I looked in the mirror after washing my hands for dinner at Momo's, ran my fingers through my hair, then stopped, and looked closer. I leaned forward, lifted a hand, and gently sifted a single strand of silver out from the rest of my hair. I called Brooke to come with me into the bathroom light, and looked again, and asked, "Is that really...?"
"A gray hair? Do you have a gray hair?" she asked.
"I think I do!" I replied, and I laughed. I must be the first woman who noticed her first gray hair, and thought about *not* dying her hair any more. I probably will keep it up, because I do like being a red head. But honestly, I remember seeing the strands of silver at Michael's temples, and thinking how pretty they were against the dark of his hair. This one strand on my head shines against the rest and glitters in the light, and for all it might mean in terms of my surrendered youth and the inexorable march of time, it is beautiful to me, and precious in a way I don't really understand.
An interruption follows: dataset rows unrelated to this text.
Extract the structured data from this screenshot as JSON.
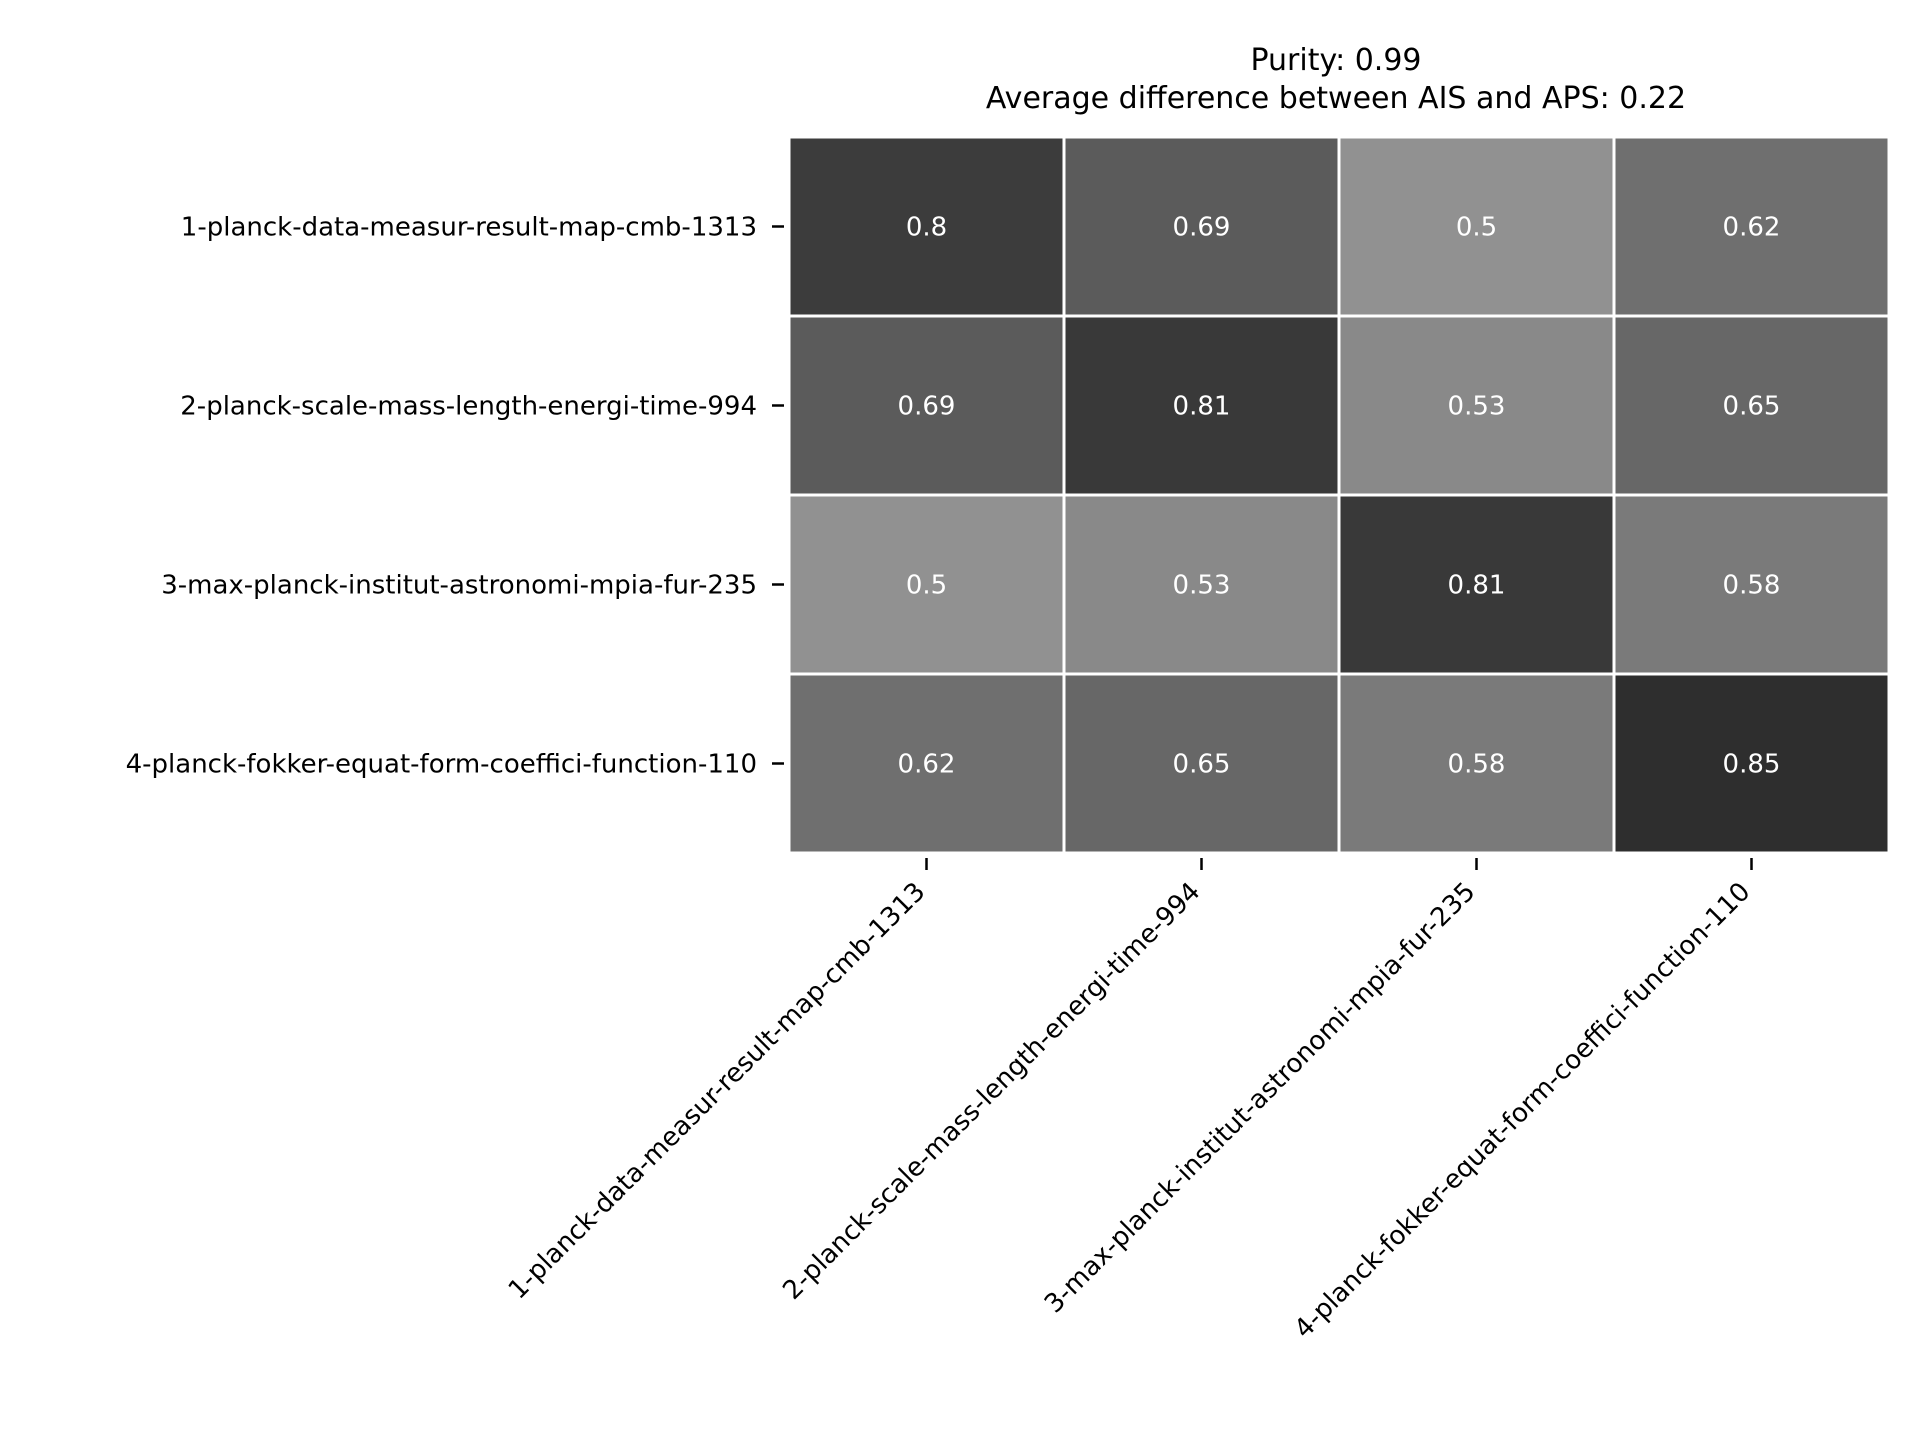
{
  "chart_data": {
    "type": "heatmap",
    "title_lines": [
      "Purity: 0.99",
      "Average difference between AIS and APS: 0.22"
    ],
    "row_labels": [
      "1-planck-data-measur-result-map-cmb-1313",
      "2-planck-scale-mass-length-energi-time-994",
      "3-max-planck-institut-astronomi-mpia-fur-235",
      "4-planck-fokker-equat-form-coeffici-function-110"
    ],
    "col_labels": [
      "1-planck-data-measur-result-map-cmb-1313",
      "2-planck-scale-mass-length-energi-time-994",
      "3-max-planck-institut-astronomi-mpia-fur-235",
      "4-planck-fokker-equat-form-coeffici-function-110"
    ],
    "values": [
      [
        0.8,
        0.69,
        0.5,
        0.62
      ],
      [
        0.69,
        0.81,
        0.53,
        0.65
      ],
      [
        0.5,
        0.53,
        0.81,
        0.58
      ],
      [
        0.62,
        0.65,
        0.58,
        0.85
      ]
    ],
    "cell_labels": [
      [
        "0.8",
        "0.69",
        "0.5",
        "0.62"
      ],
      [
        "0.69",
        "0.81",
        "0.53",
        "0.65"
      ],
      [
        "0.5",
        "0.53",
        "0.81",
        "0.58"
      ],
      [
        "0.62",
        "0.65",
        "0.58",
        "0.85"
      ]
    ],
    "colormap": "grays",
    "value_range": [
      0.5,
      0.85
    ],
    "color_range": [
      "#919191",
      "#2e2e2e"
    ],
    "cell_text_color": "#ffffff",
    "grid_line_color": "#ffffff",
    "colorbar": false,
    "xlabel": "",
    "ylabel": ""
  }
}
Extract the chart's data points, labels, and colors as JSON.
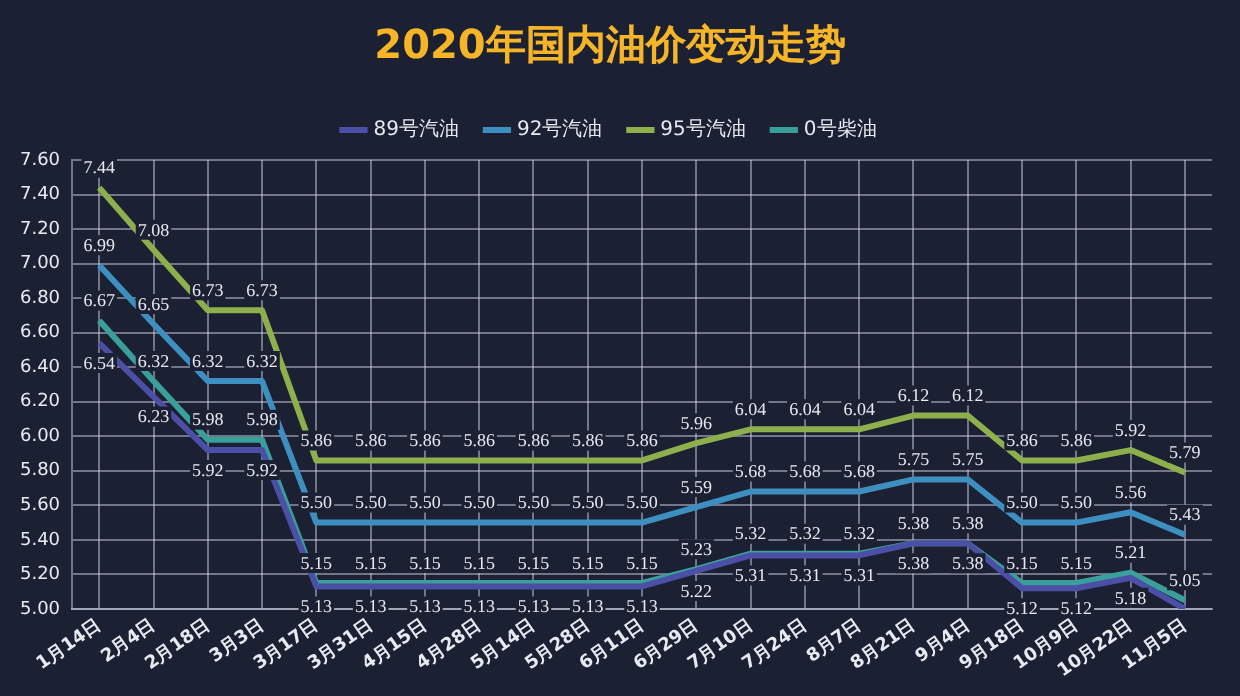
{
  "chart_data": {
    "type": "line",
    "title": "2020年国内油价变动走势",
    "categories": [
      "1月14日",
      "2月4日",
      "2月18日",
      "3月3日",
      "3月17日",
      "3月31日",
      "4月15日",
      "4月28日",
      "5月14日",
      "5月28日",
      "6月11日",
      "6月29日",
      "7月10日",
      "7月24日",
      "8月7日",
      "8月21日",
      "9月4日",
      "9月18日",
      "10月9日",
      "10月22日",
      "11月5日"
    ],
    "series": [
      {
        "name": "89号汽油",
        "color": "#4b4fa6",
        "values": [
          6.54,
          6.23,
          5.92,
          5.92,
          5.13,
          5.13,
          5.13,
          5.13,
          5.13,
          5.13,
          5.13,
          5.22,
          5.31,
          5.31,
          5.31,
          5.38,
          5.38,
          5.12,
          5.12,
          5.18,
          5.0
        ],
        "value_labels": [
          "6.54",
          "6.23",
          "5.92",
          "5.92",
          "5.13",
          "5.13",
          "5.13",
          "5.13",
          "5.13",
          "5.13",
          "5.13",
          "5.22",
          "5.31",
          "5.31",
          "5.31",
          "5.38",
          "5.38",
          "5.12",
          "5.12",
          "5.18",
          null
        ]
      },
      {
        "name": "92号汽油",
        "color": "#3d8fbf",
        "values": [
          6.99,
          6.65,
          6.32,
          6.32,
          5.5,
          5.5,
          5.5,
          5.5,
          5.5,
          5.5,
          5.5,
          5.59,
          5.68,
          5.68,
          5.68,
          5.75,
          5.75,
          5.5,
          5.5,
          5.56,
          5.43
        ],
        "value_labels": [
          "6.99",
          "6.65",
          "6.32",
          "6.32",
          "5.50",
          "5.50",
          "5.50",
          "5.50",
          "5.50",
          "5.50",
          "5.50",
          "5.59",
          "5.68",
          "5.68",
          "5.68",
          "5.75",
          "5.75",
          "5.50",
          "5.50",
          "5.56",
          "5.43"
        ]
      },
      {
        "name": "95号汽油",
        "color": "#8db04c",
        "values": [
          7.44,
          7.08,
          6.73,
          6.73,
          5.86,
          5.86,
          5.86,
          5.86,
          5.86,
          5.86,
          5.86,
          5.96,
          6.04,
          6.04,
          6.04,
          6.12,
          6.12,
          5.86,
          5.86,
          5.92,
          5.79
        ],
        "value_labels": [
          "7.44",
          "7.08",
          "6.73",
          "6.73",
          "5.86",
          "5.86",
          "5.86",
          "5.86",
          "5.86",
          "5.86",
          "5.86",
          "5.96",
          "6.04",
          "6.04",
          "6.04",
          "6.12",
          "6.12",
          "5.86",
          "5.86",
          "5.92",
          "5.79"
        ]
      },
      {
        "name": "0号柴油",
        "color": "#3a9e9a",
        "values": [
          6.67,
          6.32,
          5.98,
          5.98,
          5.15,
          5.15,
          5.15,
          5.15,
          5.15,
          5.15,
          5.15,
          5.23,
          5.32,
          5.32,
          5.32,
          5.38,
          5.38,
          5.15,
          5.15,
          5.21,
          5.05
        ],
        "value_labels": [
          "6.67",
          "6.32",
          "5.98",
          "5.98",
          "5.15",
          "5.15",
          "5.15",
          "5.15",
          "5.15",
          "5.15",
          "5.15",
          "5.23",
          "5.32",
          "5.32",
          "5.32",
          "5.38",
          "5.38",
          "5.15",
          "5.15",
          "5.21",
          "5.05"
        ]
      }
    ],
    "ylim": [
      5.0,
      7.6
    ],
    "yticks": [
      {
        "value": 5.0,
        "label": "5.00"
      },
      {
        "value": 5.2,
        "label": "5.20"
      },
      {
        "value": 5.4,
        "label": "5.40"
      },
      {
        "value": 5.6,
        "label": "5.60"
      },
      {
        "value": 5.8,
        "label": "5.80"
      },
      {
        "value": 6.0,
        "label": "6.00"
      },
      {
        "value": 6.2,
        "label": "6.20"
      },
      {
        "value": 6.4,
        "label": "6.40"
      },
      {
        "value": 6.6,
        "label": "6.60"
      },
      {
        "value": 6.8,
        "label": "6.80"
      },
      {
        "value": 7.0,
        "label": "7.00"
      },
      {
        "value": 7.2,
        "label": "7.20"
      },
      {
        "value": 7.4,
        "label": "7.40"
      },
      {
        "value": 7.6,
        "label": "7.60"
      }
    ],
    "grid": true,
    "legend": "top",
    "marker": "none",
    "line_style": "solid"
  }
}
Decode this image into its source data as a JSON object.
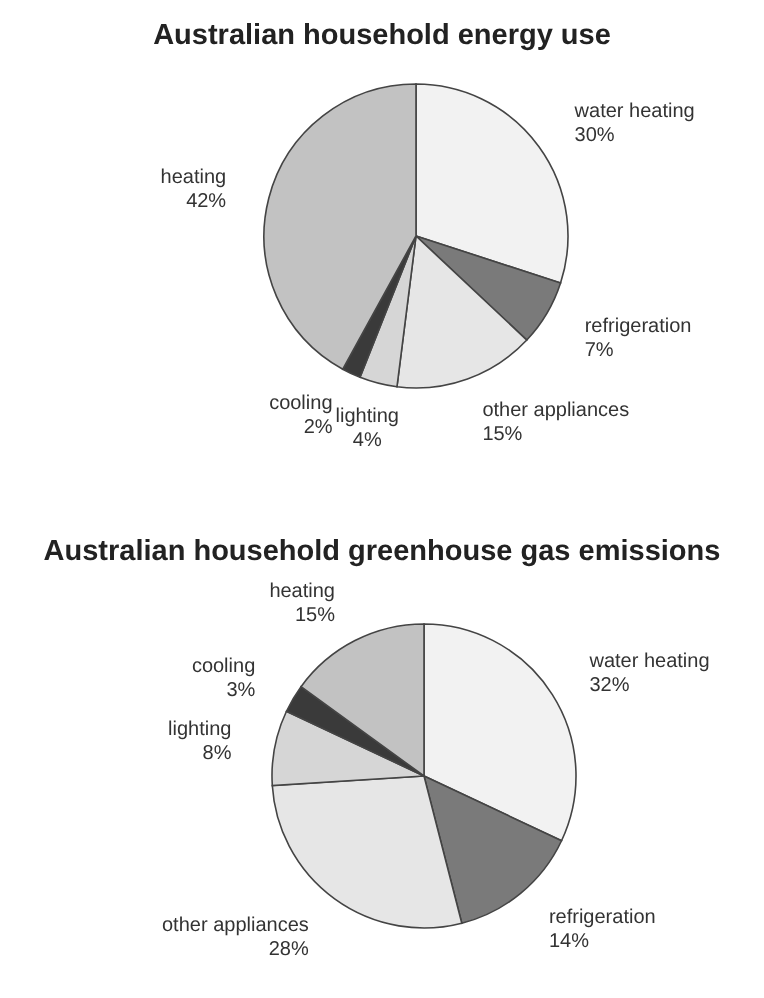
{
  "chart_data": [
    {
      "type": "pie",
      "title": "Australian household energy use",
      "categories": [
        "water heating",
        "refrigeration",
        "other appliances",
        "lighting",
        "cooling",
        "heating"
      ],
      "values": [
        30,
        7,
        15,
        4,
        2,
        42
      ],
      "value_labels": [
        "30%",
        "7%",
        "15%",
        "4%",
        "2%",
        "42%"
      ],
      "colors": [
        "#f2f2f2",
        "#7a7a7a",
        "#e6e6e6",
        "#d6d6d6",
        "#3a3a3a",
        "#c2c2c2"
      ]
    },
    {
      "type": "pie",
      "title": "Australian household greenhouse gas emissions",
      "categories": [
        "water heating",
        "refrigeration",
        "other appliances",
        "lighting",
        "cooling",
        "heating"
      ],
      "values": [
        32,
        14,
        28,
        8,
        3,
        15
      ],
      "value_labels": [
        "32%",
        "14%",
        "28%",
        "8%",
        "3%",
        "15%"
      ],
      "colors": [
        "#f2f2f2",
        "#7a7a7a",
        "#e6e6e6",
        "#d6d6d6",
        "#3a3a3a",
        "#c2c2c2"
      ]
    }
  ]
}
I laughed, and rushed out to tell my mother, and they probably all think I'm insane. How can I explain to anyone who clings to their own youth as a golden age that my twenties have been the hardest time of my life, and I can only hope to rise out of them into the rest of my life like a phoenix. I know in my soul that I have the strength and grace for this. That in fact this is what I do every day that I get up and greet the world with an open heart full of faith and hope and love. This is what I intend to do all my life, and I hope that life is a long one. Long enough for every hair on my head to turn.
So bring it on, gray hair! I'm ready!
3 comments:
mum calls then "sparklies"
Congrats on your first gray hair. I usually pull them all out about once every couple weeks or so. However, I wonder if you pull one out, how many grow in their place? ;)
What a poetic and gentle embrace of aging, Laura! I love reading your blog. Sometimes I forget that you were ever an engineer!!